Last week a man in his late forties came to see me for assistance with a traffic ticket.  He had already retained a lawyer so we could not consult with him.  But, I wanted to make sure he knew that if he had any kind of immigration issue, he would make his lawyer aware of that.  This man was broad-shouldered, had a dark, lined face.  His hands looked calloused from labor.  He had been in a car accident – someone hit him from behind.  When the police came, they gave him a ticket for not wearing a seat belt.  And, they gave him a ticket for driving without a license.  He explained to me that he had come to the United States unlawfully nearly twenty years ago.  As he explained the situation, he wanted to be sure I knew a few things: he had not caused the accident and this was the first time he’d ever gotten a ticket; he had paid taxes for the entire time he had been in the U.S.; he wanted to be here legally.  As he defended his presence to me (unnecessarily, in my mind), he asked some questions.  “If I get the ticket cleared up, can I get a license?”  I looked in his eyes.  “No.”  “I’ve paid taxes for years, does that benefit me in anyway?”  I looked in his eyes.  “No.”  “I’ve been here for a long time, never been in any trouble.  Can I become legal here?”  I looked in his eyes.  “No.”

As I gave him these blunt, honest answers, I watched his eyes fill with tears.  I saw right before my eyes everything that he is – a man, a father, a husband, a worker, a son – evaporate, disappear.  It was as if all of what made him who he is slowly faded, like the closing shot in a movie.  By the time he left, he was a shadow of himself, a shadow of what God had made him to be.
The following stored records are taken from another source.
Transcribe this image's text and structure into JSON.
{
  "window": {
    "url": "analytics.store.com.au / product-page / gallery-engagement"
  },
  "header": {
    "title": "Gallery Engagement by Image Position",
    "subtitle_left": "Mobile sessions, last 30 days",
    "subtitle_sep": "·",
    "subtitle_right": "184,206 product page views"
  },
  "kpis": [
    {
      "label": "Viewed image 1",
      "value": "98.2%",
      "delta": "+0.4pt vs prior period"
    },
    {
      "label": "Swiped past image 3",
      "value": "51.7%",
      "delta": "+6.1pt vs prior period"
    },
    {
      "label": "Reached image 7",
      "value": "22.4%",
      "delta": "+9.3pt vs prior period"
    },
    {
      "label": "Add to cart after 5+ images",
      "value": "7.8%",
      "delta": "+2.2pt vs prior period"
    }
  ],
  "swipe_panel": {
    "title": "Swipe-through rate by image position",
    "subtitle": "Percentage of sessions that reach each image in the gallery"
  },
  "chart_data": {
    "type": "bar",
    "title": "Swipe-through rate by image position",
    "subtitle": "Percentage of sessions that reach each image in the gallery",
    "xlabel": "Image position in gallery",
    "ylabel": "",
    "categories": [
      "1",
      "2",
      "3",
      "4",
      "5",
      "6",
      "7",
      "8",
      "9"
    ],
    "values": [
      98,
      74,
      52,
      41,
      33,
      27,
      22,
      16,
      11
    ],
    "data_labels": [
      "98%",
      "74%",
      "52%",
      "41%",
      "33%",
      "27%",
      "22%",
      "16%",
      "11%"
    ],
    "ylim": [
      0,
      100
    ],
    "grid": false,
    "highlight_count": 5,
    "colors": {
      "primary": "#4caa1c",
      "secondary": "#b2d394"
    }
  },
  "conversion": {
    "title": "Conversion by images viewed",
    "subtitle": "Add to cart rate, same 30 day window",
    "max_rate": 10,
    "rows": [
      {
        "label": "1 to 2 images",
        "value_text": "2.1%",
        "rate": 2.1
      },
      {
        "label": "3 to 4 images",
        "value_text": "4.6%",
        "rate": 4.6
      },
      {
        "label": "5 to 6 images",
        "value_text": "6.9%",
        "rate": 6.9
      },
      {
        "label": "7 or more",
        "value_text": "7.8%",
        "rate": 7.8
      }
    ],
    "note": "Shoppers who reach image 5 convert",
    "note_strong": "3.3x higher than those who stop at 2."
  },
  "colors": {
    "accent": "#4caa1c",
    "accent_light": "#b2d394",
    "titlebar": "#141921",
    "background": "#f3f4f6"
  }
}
This disappearance reminded me of a passage from a book I have read four or five times, Invisible Man, by Ralph Ellison.  The passage is this: “I am an invisible man . . . I am a man of substance of flesh and bone, fiber and liquids and I might even be said to possess a mind.  I am invisible, understand, simply because people refuse to see me.”

So many of us, in our homes and neighborhoods surrounded by others who look just like us, refuse to see the undocumented immigrant.  They are underground.  We turn our heads.  As a result, there is an entire group of people at risk -- at risk of dissolving, disappearing, becoming invisible men and women.  This dissolution should hurt the deepest part of any soul who follows Christ because it is those at risk, those who others refuse to see, who Christ reaches for, and says “I see you and blessed are you.”

It is not just the immigrant for whom Christ reaches and invites.  It is not just the immigrant that Christ instructs us to care for; it is also the oppressed, the hungry, the thirsty, the imprisoned, the unclothed.  But, as we look around us and ask, who do we refuse to see?  Who do we lump into a category and see not as individuals who God knitted together as masterpieces?  Who do we judge?  To whom do we refuse to extend grace?  Who is it that we refuse to see?  And who is on the verge of invisibility, dissolution?  It is the man who stood before me last week and disappeared before my very eyes.

The poet Emily Dickinson said “hope begins in darkness.”  We are in a dark period for the undocumented immigrant.  What an opportunity, then, for hope to arise.  What an opportunity for the church to reach into this darkness, open our eyes and hearts, and pull out the unseen, the disappearing, and say, “I see you; Christ sees you.  Blessed are you.”